Provisions of older interstate commerce acts were retained, and new provisions incorporated. The stated purpose of the Communications Act is
" . . . to make available, so far as possible, to all people of the United States a rapid, efficient, Nation-wide, and world-wide wire and radio communication service with adequate facilities at reasonable charges, . . ." 47 U.S.C. § 151.
Common carriers are regulated under Title II of the Communications Act, 47 U.S.C. §§ 201-223. The Commission summarizes its mission with respect to common carriers as follows: "(1) to create and maintain a rapid, efficient communications network; (2) to ensure that adequate facilities are provided for the network; and (3) to require the provision of service pursuant to tariffs offering just and reasonable rates, practices, procedures and regulations."
Additionally, the Commission has been granted remedial powers sufficient to ensure compliance with its mandate.
Title II of the Communications Act creates a scheme embodying extensive regulatory control. United States v. Radio Corporation of America, 358 U.S. 334, 349, 3 L. Ed. 2d 354, 79 S. Ct. 457 (1959). However, nothing in the history of federal regulation of the telecommunications industry, beginning with the Mann-Elkins Act of June 18, 1910, 36 Stat. 539, and the Willis-Graham Act of 1921, 42 Stat. 27, and continuing through the Communications Act of 1934, including its legislative history, compels the conclusion that Congress envisioned immunity from antitrust liability.
Such immunity may, however, still be implied if an irreconcilable conflict between the regulatory statute and the antitrust laws exists. It is upon this theory that defendants chiefly rely. In their view, pervasive regulation by federal and state agencies automatically confers antitrust immunity. Alternative grounds supporting their contention of immunity are based on asserted inconsistent standards embodied within the regulatory scheme and antitrust laws.
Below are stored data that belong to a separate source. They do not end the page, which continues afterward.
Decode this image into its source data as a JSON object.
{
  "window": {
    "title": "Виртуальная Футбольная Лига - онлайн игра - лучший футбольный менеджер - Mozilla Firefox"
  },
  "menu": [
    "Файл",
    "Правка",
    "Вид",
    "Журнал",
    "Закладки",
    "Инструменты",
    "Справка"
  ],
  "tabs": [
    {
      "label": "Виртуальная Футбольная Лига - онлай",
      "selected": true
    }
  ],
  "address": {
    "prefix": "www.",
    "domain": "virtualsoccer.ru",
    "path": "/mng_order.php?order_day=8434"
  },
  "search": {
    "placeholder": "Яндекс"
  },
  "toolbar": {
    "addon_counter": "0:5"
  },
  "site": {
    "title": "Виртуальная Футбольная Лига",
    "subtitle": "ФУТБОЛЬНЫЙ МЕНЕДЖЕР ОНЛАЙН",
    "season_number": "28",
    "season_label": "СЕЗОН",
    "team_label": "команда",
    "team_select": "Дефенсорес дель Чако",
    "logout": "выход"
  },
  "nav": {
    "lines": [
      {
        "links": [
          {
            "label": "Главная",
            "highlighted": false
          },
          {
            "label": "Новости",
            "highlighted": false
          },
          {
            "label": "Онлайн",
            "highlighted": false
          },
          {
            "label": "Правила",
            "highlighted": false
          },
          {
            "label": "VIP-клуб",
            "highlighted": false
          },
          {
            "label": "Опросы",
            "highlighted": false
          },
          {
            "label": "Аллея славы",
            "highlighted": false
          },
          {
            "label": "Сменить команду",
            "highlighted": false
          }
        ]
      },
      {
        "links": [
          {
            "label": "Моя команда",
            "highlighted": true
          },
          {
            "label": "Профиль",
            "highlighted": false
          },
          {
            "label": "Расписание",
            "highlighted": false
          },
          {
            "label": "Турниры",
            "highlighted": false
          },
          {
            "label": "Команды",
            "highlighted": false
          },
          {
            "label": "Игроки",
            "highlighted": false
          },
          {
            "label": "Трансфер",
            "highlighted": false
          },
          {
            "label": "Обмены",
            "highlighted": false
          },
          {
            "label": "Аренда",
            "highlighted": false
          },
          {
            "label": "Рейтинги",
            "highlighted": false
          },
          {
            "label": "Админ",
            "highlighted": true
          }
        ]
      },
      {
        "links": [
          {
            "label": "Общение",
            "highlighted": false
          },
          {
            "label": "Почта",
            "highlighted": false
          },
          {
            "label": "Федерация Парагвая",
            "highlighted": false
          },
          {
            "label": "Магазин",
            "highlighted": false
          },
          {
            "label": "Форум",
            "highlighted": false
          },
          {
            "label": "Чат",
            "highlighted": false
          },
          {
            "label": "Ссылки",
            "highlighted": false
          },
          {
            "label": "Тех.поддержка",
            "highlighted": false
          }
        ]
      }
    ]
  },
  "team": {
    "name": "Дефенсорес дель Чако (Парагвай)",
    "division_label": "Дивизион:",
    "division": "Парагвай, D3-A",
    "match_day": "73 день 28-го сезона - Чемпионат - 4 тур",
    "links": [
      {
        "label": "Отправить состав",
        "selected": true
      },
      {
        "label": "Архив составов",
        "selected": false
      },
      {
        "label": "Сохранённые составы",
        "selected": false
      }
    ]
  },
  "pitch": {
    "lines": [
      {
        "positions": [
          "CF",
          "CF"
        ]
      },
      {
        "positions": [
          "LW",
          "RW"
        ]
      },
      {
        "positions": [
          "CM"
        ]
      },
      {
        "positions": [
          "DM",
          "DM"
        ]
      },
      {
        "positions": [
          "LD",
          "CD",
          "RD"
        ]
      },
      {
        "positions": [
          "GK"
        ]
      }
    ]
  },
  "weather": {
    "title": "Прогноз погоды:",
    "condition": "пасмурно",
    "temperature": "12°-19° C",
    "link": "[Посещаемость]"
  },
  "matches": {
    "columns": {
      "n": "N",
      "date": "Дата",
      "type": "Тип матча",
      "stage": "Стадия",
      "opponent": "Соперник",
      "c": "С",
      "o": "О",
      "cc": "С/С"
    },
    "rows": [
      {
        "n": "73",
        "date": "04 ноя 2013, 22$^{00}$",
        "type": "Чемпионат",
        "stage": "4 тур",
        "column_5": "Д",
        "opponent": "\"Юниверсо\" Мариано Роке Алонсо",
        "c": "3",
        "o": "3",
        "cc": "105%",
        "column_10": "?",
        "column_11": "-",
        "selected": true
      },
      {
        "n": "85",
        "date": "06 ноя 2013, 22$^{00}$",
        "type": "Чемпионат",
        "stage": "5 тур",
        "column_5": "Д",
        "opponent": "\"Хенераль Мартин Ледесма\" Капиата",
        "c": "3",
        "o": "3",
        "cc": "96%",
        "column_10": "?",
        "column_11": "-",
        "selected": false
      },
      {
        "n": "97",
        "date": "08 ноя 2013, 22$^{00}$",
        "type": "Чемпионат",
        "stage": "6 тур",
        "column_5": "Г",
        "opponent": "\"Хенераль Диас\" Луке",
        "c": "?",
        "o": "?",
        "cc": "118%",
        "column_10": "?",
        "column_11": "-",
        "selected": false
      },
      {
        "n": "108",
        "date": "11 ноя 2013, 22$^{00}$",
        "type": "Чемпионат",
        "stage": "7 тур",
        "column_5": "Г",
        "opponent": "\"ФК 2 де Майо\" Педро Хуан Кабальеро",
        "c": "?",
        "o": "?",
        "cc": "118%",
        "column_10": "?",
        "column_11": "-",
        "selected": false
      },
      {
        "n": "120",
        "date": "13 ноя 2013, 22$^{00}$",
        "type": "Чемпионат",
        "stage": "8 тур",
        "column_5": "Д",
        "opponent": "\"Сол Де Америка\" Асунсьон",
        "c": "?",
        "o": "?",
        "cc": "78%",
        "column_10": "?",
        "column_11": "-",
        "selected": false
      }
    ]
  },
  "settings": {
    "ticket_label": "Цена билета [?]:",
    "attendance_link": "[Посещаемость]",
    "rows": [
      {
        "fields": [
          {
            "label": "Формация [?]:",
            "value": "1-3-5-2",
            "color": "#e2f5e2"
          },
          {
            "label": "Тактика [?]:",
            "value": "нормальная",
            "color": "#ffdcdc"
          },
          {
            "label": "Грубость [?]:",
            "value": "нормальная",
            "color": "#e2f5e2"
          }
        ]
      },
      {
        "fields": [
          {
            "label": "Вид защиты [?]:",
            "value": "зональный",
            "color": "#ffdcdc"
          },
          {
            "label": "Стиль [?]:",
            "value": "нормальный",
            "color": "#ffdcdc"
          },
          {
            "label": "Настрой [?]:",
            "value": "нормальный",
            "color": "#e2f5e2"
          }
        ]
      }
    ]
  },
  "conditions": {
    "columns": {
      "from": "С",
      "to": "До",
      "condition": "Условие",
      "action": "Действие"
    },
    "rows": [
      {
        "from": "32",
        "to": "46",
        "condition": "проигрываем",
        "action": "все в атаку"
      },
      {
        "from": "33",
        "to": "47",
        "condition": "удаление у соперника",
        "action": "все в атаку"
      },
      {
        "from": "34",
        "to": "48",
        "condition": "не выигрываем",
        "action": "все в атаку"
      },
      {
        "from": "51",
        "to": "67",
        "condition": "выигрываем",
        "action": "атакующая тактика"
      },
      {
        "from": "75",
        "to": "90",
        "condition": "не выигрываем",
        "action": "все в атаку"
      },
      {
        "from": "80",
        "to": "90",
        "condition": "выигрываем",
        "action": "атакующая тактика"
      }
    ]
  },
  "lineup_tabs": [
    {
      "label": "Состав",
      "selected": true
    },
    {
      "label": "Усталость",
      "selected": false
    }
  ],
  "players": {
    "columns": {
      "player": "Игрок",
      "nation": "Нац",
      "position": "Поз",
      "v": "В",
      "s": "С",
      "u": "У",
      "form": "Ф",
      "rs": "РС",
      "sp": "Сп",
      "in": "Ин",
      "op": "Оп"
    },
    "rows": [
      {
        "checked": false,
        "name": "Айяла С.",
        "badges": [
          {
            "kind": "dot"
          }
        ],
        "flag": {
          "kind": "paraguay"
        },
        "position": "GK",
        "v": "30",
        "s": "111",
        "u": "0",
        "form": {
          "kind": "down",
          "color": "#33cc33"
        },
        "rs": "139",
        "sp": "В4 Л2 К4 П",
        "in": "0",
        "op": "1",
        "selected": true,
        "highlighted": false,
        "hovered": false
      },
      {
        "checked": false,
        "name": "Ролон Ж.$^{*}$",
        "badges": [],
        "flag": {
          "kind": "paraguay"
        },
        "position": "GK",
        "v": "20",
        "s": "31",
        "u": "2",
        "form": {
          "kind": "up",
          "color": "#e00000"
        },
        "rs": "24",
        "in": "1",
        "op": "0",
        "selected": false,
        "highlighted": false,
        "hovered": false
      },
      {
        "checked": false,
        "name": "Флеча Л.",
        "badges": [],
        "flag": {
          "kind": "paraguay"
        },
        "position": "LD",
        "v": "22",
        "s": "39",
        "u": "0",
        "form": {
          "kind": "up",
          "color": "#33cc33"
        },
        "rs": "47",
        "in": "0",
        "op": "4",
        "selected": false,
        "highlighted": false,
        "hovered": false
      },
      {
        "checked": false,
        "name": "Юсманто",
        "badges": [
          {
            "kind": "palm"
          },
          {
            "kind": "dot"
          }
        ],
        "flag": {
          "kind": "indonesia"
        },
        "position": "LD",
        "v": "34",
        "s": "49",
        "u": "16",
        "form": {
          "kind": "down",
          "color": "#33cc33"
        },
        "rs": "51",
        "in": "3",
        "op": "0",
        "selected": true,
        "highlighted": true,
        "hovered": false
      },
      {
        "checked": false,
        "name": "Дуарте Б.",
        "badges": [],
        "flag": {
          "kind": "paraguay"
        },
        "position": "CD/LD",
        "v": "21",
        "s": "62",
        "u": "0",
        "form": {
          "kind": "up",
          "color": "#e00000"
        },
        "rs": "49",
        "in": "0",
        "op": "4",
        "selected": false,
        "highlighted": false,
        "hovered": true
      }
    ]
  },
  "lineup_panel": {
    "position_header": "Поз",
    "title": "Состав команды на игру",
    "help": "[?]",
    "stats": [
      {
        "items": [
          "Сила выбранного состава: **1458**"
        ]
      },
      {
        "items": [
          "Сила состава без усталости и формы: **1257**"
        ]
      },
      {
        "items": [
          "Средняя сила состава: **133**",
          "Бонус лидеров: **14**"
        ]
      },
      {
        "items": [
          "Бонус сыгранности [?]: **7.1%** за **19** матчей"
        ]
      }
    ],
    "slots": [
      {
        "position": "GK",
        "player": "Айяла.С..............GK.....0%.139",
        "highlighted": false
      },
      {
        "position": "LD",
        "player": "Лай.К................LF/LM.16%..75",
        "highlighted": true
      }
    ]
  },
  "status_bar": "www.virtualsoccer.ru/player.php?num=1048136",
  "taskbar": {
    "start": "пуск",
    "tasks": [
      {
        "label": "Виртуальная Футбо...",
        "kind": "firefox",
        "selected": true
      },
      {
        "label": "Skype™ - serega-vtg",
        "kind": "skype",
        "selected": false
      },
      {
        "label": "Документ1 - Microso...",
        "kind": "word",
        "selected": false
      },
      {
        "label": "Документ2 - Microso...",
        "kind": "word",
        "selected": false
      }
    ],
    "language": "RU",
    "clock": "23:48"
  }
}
The Supreme Court has addressed the issue of implied immunity from antitrust laws on a number of occasions. At the heart of each of the Supreme Court's decisions involving implied immunity from antitrust laws is a strong disfavor to find that the regulatory scheme completely displaces antitrust laws. Pan American World Airways, Inc. v. United States, 371 U.S. 296, 9 L. Ed. 2d 325, 83 S. Ct. 476 (1963); Hughes Tool Co. v. Trans World Airlines, 409 U.S. 363, 34 L. Ed. 2d 577, 93 S. Ct. 647 (1973). This basic principle is particularly true where commercial relationships "are governed in the first instance by business judgment and not regulatory coercion." Otter Tail Power Co. v. United States, 410 U.S. 366, 374, 35 L. Ed. 2d 359, 93 S. Ct. 1022 (1973).
The Otter Tail Court held that the power company, although subject to extensive regulation by the Federal Power Commission, was not immune from antitrust action under Section 2 of the Sherman Act. Quoting from United States v. Philadelphia National Bank, 374 U.S. 321, 350-51, 10 L. Ed. 2d 915, 83 S. Ct. 1715 (1963), the Court emphasized that
"[repeals] of the antitrust laws by implication from a regulatory statute are strongly disfavored, and have only been found in cases of plain repugnancy between the antitrust provisions and regulatory provisions." Otter Tail Power Co. v. United States, supra at 372.